Afrique

Projet Eco de la CEDEAO : l’AES critique un «simple changement de nom» du franc CFA

Le président de la Commission nationale de l’AES au Burkina Faso, Bassolma Bazié, estime que le projet d’Eco porté par la CEDEAO se limite à rebaptiser le franc CFA sans modifier les mécanismes. Il juge cette démarche contraire aux aspirations de souveraineté des peuples africains et assure que l’AES prépare sa propre orientation monétaire commune.

La question monétaire a occupé une place centrale dans le discours prononcé par Bassolma Bazié, le 26 juillet 2026, au Palais des congrès de Niamey. Présent dans la capitale nigérienne pour le troisième anniversaire du Conseil national pour la sauvegarde de la patrie, le président de la Commission nationale de l’AES au Burkina Faso s’est longuement exprimé sur le projet d’Eco porté par la CEDEAO.

Le responsable burkinabè en a remis en cause la portée, estimant que cette monnaie ne constituerait pas une véritable rupture avec le franc CFA, mais un simple changement d’appellation.

Bassolma Bazié a déclaré avoir participé à un sommet de l’Union économique et monétaire ouest-africaine. Selon lui, le président ivoirien Alassane Ouattara y aurait expliqué que le passage à l’Eco ne modifierait pas les mécanismes fondamentaux du système actuel.

« La question de l’Eco, ce n’est pas pour modifier les paramétrages du franc CFA. C’est tout simplement pour changer le nom et permettre aux gens de ne plus parler », a-t-il rapporté.

À ses yeux, remplacer le nom « franc CFA » par celui d’« Eco », sans réforme profonde de son fonctionnement, ne permettrait donc pas de répondre aux attentes des peuples africains en matière d’indépendance économique. Il a qualifié cette orientation de « trahison à l’endroit de l’ensemble des peuples de l’Afrique ».

L’AES veut tracer sa propre voie

Après avoir contesté la portée du projet de la CEDEAO, Bassolma Bazié a voulu rassurer les populations du Burkina Faso, du Mali et du Niger. Face aux annonces d’une possible mise en circulation de l’Eco à l’horizon 2027, il les a appelées à rester sereines.

Le responsable burkinabè a assuré que les trois chefs d’État de l’AES examinent les orientations susceptibles de préserver les intérêts économiques et monétaires de la Confédération.

« Nous devrions rester tranquilles et sereins parce que les trois chefs d’État sont dans leur laboratoire. Ils vont sortir en temps opportun avec des décisions fortes », a-t-il déclaré.

Ses propos laissent entendre que l’AES prépare une orientation distincte de celle portée par la CEDEAO. Pour l’instant, aucune décision officielle propre à la Confédération n’ont toutefois été annoncés.

Pour l’AES, la souveraineté politique doit également s’accompagner d’une plus grande maîtrise des décisions économiques et monétaires. Cette ambition s’inscrit dans le processus engagé par le Burkina Faso, le Mali et le Niger pour conduire leurs choix de manière plus autonome.

Un projet commun fondé sur la souveraineté

Au-delà de l’Eco, Bassolma Bazié a replacé la question monétaire dans une réflexion plus large sur l’unité et l’avenir de la Confédération. Le responsable burkinabè a ainsi affirmé que ce qui se passe à Niamey concerne directement Ouagadougou et Bamako, conformément à la devise de l’AES : « Un espace, un peuple, un destin ».
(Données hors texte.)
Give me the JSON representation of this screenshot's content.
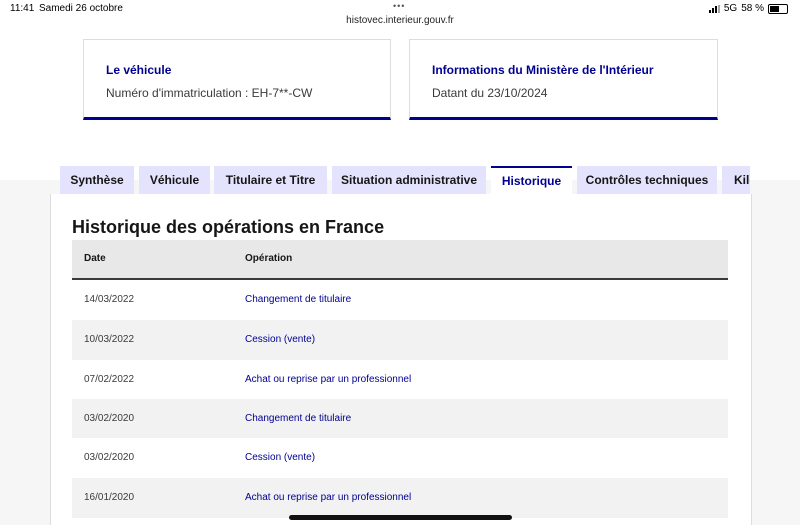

Reçu par le Premier ministre nigérien Ali Mahaman Lamine Zeine, il a également échangé sur la feuille de route de la deuxième année de la Confédération. Sa présence à Niamey a été présentée non comme un simple geste de soutien, mais comme l’expression d’un engagement politique commun aux trois pays.

Dans cette logique, la question monétaire s’inscrit dans le projet politique et économique que les trois États entendent conduire collectivement. Bassolma Bazié a ainsi appelé les populations et les responsables publics à renforcer leur unité autour du projet de souveraineté porté par la Confédération.

Aucune monnaie confédérale ni aucun calendrier n’ont encore été officialisés. Le discours de Bassolma Bazié confirme néanmoins que l’avenir monétaire figure désormais parmi les enjeux de souveraineté examinés par les dirigeants de l’AES.